High surface area hyper-cross-linked resins containing multi-walled carbon nanotubes

A synthetic route to produce high surface area polystyrene networks consists in the post cross-linking of linear polystyrene chains or lightly cross-linked "gel-type" resins based on styrene (St), divinylbenzene (DVB) and vinylbenzyl chloride (VBC). The precursor resin is prepared by suspension polymerization, then through post cross-linking various structural bridges between neighboring phenyl groups are obtained. In the present study, a new synthetic process was set up, based on the mass polymerization of the gel-type resin.

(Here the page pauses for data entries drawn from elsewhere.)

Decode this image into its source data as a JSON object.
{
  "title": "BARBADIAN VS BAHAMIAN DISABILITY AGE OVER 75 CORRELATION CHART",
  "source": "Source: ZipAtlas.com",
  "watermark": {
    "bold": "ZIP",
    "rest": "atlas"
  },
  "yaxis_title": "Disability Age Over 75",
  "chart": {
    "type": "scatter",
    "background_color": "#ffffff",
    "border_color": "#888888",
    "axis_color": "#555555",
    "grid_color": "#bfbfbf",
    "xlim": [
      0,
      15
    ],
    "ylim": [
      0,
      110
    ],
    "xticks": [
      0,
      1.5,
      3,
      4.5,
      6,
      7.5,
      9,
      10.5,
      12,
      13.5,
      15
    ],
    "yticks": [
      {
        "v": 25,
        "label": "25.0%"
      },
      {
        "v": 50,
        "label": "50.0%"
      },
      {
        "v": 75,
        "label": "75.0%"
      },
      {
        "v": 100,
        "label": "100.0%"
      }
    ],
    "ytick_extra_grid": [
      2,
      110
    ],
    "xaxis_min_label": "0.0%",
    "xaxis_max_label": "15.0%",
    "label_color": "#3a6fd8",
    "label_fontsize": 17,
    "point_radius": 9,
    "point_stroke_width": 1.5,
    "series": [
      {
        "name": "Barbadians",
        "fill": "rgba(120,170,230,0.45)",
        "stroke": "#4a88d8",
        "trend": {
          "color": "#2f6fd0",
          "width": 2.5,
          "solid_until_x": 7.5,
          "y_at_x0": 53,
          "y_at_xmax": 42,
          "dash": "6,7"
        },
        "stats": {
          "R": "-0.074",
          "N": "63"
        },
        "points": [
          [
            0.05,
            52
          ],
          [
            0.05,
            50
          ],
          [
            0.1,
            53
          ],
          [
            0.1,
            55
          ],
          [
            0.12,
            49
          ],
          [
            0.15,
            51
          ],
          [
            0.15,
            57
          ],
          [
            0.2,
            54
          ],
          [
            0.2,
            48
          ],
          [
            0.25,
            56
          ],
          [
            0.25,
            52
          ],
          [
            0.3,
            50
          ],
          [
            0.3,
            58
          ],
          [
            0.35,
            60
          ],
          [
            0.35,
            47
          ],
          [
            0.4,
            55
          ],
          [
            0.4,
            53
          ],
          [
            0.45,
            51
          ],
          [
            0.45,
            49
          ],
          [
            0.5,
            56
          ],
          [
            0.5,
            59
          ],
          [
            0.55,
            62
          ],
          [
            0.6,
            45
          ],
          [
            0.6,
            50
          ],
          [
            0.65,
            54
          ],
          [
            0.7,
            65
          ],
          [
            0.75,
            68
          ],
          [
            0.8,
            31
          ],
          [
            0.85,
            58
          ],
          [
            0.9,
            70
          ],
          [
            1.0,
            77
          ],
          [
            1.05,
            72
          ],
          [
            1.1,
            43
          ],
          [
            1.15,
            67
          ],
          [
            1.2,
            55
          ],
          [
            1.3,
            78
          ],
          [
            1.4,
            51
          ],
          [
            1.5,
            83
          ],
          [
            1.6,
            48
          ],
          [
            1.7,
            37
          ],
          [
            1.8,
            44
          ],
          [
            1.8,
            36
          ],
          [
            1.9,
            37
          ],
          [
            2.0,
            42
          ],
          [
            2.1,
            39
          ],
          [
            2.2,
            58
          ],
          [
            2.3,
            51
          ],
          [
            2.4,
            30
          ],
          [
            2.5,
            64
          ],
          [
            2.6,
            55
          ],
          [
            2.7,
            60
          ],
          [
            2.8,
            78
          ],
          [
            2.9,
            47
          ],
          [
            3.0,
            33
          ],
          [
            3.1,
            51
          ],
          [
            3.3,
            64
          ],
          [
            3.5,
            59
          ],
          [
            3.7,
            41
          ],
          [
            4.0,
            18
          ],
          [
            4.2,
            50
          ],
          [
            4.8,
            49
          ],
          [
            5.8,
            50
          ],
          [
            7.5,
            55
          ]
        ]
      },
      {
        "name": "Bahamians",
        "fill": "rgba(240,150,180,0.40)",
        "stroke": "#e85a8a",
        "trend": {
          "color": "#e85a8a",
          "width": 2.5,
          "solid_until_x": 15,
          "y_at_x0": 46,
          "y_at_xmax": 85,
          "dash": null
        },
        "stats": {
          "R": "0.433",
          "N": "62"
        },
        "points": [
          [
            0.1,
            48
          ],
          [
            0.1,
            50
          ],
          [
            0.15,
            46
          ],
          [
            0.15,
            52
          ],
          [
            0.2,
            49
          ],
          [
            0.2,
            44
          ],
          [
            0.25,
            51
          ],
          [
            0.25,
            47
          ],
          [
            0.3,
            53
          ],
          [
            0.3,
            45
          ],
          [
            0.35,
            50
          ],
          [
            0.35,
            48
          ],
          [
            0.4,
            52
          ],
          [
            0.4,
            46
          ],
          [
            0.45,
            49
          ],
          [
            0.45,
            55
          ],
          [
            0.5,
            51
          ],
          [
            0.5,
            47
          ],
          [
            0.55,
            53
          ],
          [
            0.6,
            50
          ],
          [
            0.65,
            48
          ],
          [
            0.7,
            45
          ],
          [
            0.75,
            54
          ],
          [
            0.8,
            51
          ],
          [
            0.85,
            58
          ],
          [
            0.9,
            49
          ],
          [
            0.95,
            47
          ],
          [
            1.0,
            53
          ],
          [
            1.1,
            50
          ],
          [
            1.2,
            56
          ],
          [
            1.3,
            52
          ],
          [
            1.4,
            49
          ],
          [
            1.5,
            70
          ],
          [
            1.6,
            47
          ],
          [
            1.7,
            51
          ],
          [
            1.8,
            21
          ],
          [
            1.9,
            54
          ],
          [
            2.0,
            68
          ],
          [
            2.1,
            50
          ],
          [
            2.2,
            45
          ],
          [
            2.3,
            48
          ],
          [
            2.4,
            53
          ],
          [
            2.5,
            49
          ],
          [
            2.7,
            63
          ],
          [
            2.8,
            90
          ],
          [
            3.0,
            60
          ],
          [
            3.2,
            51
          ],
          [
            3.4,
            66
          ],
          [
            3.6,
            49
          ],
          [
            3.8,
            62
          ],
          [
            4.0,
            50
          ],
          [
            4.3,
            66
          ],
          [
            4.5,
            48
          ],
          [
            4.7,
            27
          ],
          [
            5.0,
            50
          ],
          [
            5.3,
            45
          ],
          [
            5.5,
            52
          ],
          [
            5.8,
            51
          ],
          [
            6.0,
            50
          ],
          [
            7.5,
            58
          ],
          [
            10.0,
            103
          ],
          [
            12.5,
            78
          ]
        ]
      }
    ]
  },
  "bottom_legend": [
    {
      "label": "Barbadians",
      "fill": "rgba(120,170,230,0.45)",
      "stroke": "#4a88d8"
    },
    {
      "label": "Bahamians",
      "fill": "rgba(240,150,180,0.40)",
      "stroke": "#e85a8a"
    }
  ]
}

Therefore, high specific surface area polymers were prepared through extensive cross-linking of a series of precursor resins obtained by mass polymerization and based on St, DVB and VBC monomers. The proposed synthetic protocol allowed easily incorporating multi-walled carbon nanotubes (MWCNTs) into the precursor, leading to a new class of nanocomposites based on gel-type resins and containing different amounts of MWCNTs. Prior to the synthesis of the nanocomposites, MWCNTs were properly functionalized to improve their dispersion in the host matrix. By the post cross-linking of these precursors new high surface area nanocomposite resins were obtained. The distribution of the filler was evaluated by TEM analysis. Furthermore, the extent of the hyper-cross-linking reaction and the structure of the resin were studied by means of FTIR and NMR spectroscopy. The effects of the precursor composition and the nanotubes content on the surface area of the resin, its pore size distribution and gas sorption capacity were evaluated through nitrogen and hydrogen adsorption analysis.